An adapted version of a column in the current edition of Meininger's Wine Business InternationalThis is the story of a rather wealthy Hong Kong-based businessman we'll call Aaron (choosing a random name at the top of the alphabet).
Aaron is a regular En Primeur buyer, who places an order for a reasonable number of very top end wines every Spring. Like many other people, he did not get nearly as many bottles of 2009 as he would have liked, but overcame his disappointment and readily took the call from his regular merchant 12 months later. Demand for the 2010s he was told, was once again going to be high; he had the choice of drawing up a wish list with no guarantee of getting anything on it, or he could "buy forward". This option increased the chances of securing the wine, though possibly at a far higher price than he might want or expect to pay.

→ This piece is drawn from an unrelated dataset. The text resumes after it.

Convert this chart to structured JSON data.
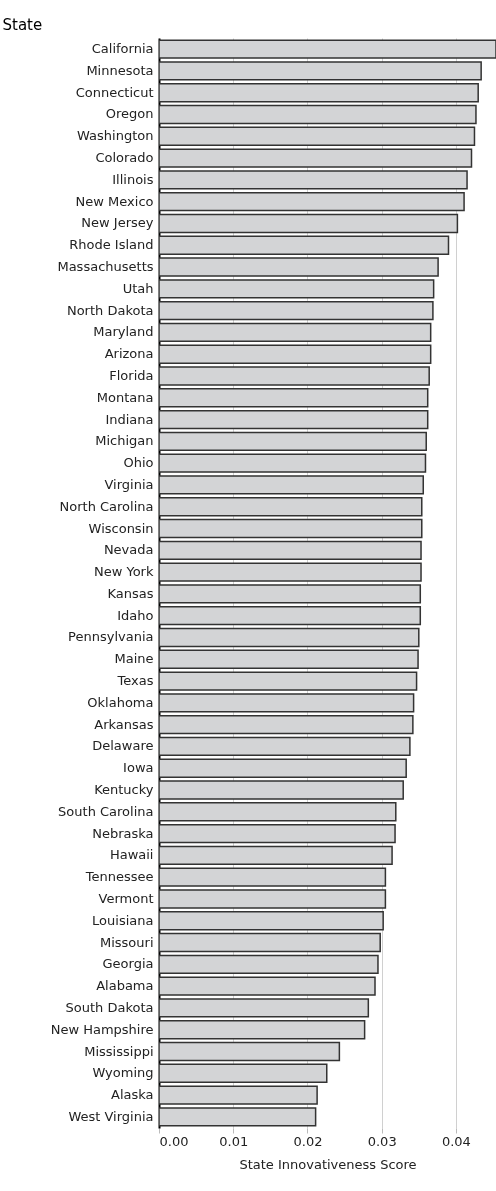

Aaron replied that he liked neither of these options. What he wanted, as a regular customer, was for the merchant simply to let him know what he could have and at what price. At this point there must have been a misunderstanding because the merchant presumed that Aaron was placing a firm forward order. A few weeks later, he phoned to say "I have some really good news! You're very lucky to have got all the wines you wanted, but I'm afraid they were a bit dearer than we expected". Aaron took one look at some of the prices and said "No thank you very much!"
"But you have to take them" came the response, "You ordered them."
"Surely", Aaron countered, "If I was so incredibly lucky to get them, you'll have a waiting list of other customers who'll be fighting to take those wines off your hands".
"You ordered them" came the obdurate reply. "You take them".
Aaron pointed out that his understanding of the law led him to believe that the merchant would have a very hard and expensive time trying to force him to do so, before finally acquiescing and taking half of the cases - and vowing never to have anything to do with that company again.
Aaron was not alone in not enjoying the experience of buying 2010 Bordeaux. Indeed, from what I understand, there are rather a lot of Chinese in Hong Kong and elsewhere who have not taken up their orders, not to mention a few high profile European merchants who have opted not to take up their allocations either.
The picture in 2011 is worse. Far worse. According to one negociant, this was "the worst En Primeur campaign in 30 years" with only 20% of the wine having found buyers. Call him or one of his competitors today and you might even be offered the latest vintage of some of the first growths that were so famously hard to obtain just twelve months ago.
"What I really resent," Aaron says "is being taken for a fool". And that is precisely the mood of many Chinese buyers. These are not unsophisticated people. Almost none of them adds Coke or any other soda pop to their Bordeaux and even if they can't speak English, they are often very well informed about what is being written and said about them in that language. When France's Nouvel Observateur revealed last year that "Asian millionaires' thirst for the best Bordeaux wines has sent prices skyrocketing, and the most prestigious Châteaux have been turning astronomical profits as a result.", they heard about it. When Time magazine article, in March 2011 talked of a "China-driven bubble" and offered various questionable explanations for the Chinese readiness to pay over the odds, including the story that the king of Thailand was prescribed red wine by his doctor, they heard about that too. Imagine what it feels to walk down a street and to overhear your neighbours gossiping about how much you've overpaying for your rent; that's precisely the way the Chinese are feeling today.
There are all sorts of reasons for paying over the odds for anything, as anyone in the luxury business knows, but essentially they all boil down to the buyer wanting or needing to make the transaction. 2009 Bordeaux was desirable wine, and like 1982 for a generation of new American wine drinkers, a great first step onto the wine ladder for Chinese novices. The "need" to buy 2010 and still less 2011 is far harder to demonstrate. It remains to be seen whether 2010 is or is not the finer vintage, as some UK critics claim, but without the head of steam 2009 received from Parker et al, it was not a must-buy. And certainly not at the prices that are being asked for 2011.
The recent Union des Grands Crus de Bordeaux tasting at Vinexpo Hong Kong should give the Bordelais pause for thought. Two years ago, a mass of Chinese tasters eagerly gathered to sample the 2006 and 2007 vintages; the words 'feeding frenzy' were used. This time, the wines on offer were 2009s. In other words, this should have been a very memorable event: the vintage of the century being presented in Hong Kong, the current hub of the wine world. And yet... it seemed to be far, far calmer than in 2010. The room was admittedly larger, so it was hard to judge whether there really were fewer tasters than two years earlier, but the fact that this was even being discussed speaks volumes; there certainly weren't more.
In the same building, in an admittedly far smaller room, Chinese tasters were queuing to taste examples of Grand Cru Chablis. In 2010, it is very doubtful whether the Union des Grands Crus de Chablis could have attracted any kind of audience. China was not interested in white Burgundy. Today it is. And it's increasingly interested in red Burgundies, white Germans, New Zealand Gewurztraminers and all sorts of other fare.
If the producers in these countries treat the Chinese with respect, they may well find that the relationships they are building may last a little longer than Aaron's has with his London wine merchant.